Testicular toxicity in mice exposed to terephthalic acid in utero and during lactation

Terephthalic acid (TPA) is a worldwide aromatic compound widely used to manufacture resins and the raw material for the polymerization reaction with ethylene glycol to produce polyethylene terephthalate, known as PET. The use of TPA extends to the synthesis of phthalates, plasticizers used in various industrialized products such as toys and cosmetics. The present study aimed to evaluate the testicular toxicity of terephthalic acid on male mice exposed in utero and during lactation to TPA in different developmental windows. The animals were treated intragastric with TPA at stock dispersal dosages corresponding to 0.0014 g/ml and 0.56 g/ml of TPA in 0.5% v/v carboxymethylcellulose as well as the control dose, composed solely of dispersion of carboxymethylcellulose (0.5% v/v). Four experimental windows were established: group I—treatment in utero, in the fetal period (gestational day—GD 10.5–18.5), with euthanasia at GD 18.5; group II—treatment in utero, in the fetal period (GD 10.5–18.5) and the lactational period (postnatal day (PND-15)), with euthanasia at 15 days; group III—treatment in utero in the fetal period (DG 10.5–18.5) with euthanasia at 70 days (age of sexual maturity, PND 70); group IV—treatment in utero, in the fetal period (GD 10.5–18.5) and the lactational period (PND-15), with euthanasia at 70 days (PND70).
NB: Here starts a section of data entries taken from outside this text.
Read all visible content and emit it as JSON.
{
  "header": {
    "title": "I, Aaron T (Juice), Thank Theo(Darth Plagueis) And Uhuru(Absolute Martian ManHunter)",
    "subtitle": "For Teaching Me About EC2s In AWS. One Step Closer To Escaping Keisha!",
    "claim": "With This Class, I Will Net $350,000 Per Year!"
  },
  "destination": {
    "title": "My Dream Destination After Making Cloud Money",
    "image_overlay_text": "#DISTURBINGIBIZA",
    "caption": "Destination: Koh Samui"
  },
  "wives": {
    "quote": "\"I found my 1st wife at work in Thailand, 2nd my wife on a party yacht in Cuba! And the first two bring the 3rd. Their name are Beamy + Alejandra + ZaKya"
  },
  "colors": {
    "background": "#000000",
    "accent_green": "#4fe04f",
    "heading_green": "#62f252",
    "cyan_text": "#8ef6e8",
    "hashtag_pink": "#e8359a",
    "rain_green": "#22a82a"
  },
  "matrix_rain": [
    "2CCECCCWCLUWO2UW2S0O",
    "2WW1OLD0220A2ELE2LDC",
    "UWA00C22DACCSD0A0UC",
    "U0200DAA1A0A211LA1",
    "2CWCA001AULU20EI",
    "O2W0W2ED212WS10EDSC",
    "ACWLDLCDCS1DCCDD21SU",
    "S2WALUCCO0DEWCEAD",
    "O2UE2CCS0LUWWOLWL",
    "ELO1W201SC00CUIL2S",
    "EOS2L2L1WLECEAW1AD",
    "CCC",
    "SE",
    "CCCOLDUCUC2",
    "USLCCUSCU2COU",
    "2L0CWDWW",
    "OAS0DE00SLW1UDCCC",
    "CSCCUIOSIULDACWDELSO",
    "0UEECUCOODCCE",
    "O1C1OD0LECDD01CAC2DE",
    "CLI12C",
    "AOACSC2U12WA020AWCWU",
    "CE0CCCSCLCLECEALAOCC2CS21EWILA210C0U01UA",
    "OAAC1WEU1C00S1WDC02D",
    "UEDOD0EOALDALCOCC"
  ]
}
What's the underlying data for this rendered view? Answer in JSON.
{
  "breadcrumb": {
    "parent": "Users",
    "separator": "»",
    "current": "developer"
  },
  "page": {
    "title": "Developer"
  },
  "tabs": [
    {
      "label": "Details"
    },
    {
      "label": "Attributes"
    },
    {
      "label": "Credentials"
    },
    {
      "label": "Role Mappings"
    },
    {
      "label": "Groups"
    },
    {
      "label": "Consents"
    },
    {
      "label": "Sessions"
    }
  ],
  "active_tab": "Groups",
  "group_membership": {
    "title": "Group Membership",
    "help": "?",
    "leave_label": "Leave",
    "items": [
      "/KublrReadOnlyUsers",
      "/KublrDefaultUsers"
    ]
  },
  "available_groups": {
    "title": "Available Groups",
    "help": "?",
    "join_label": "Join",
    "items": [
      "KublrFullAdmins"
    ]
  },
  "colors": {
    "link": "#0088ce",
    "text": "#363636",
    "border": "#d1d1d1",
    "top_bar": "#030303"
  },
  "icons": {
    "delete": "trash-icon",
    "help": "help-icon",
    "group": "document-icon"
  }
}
The results indicate that TPA changes the reproductive parameters (testicular weight, GI, penis size, and anogenital index) only at the dose of 0.56 g/ml in the fetal period. Data on the volumetric ratio of the testis elements show that the dispersion with the highest concentration of TPA significantly altered the blood vessel/capillary, lymphatic vessel, and connective tissue percentages. Only at the dose of 0.56 g/ml TPA was it effective in decreasing the Leydig and Sertoli cell numbers of the euthanized animals at GD 18.5. In group II, TPA increased the diameter and lumen of seminiferous tubules, which indicates that TPA accelerated the maturation process of Sertoli cells without changing the number and the nuclear volume of these cells. The Sertoli and Leydig cell numbers of the 70-day animals exposed to TPA in the gestational and lactational period were similar to the control. Therefore, the present study is the first in the literature to show that TPA presents a testicular toxicity during fetal (DG18.5) and postnatal life (PND15), without repercussion in adulthood (70 days).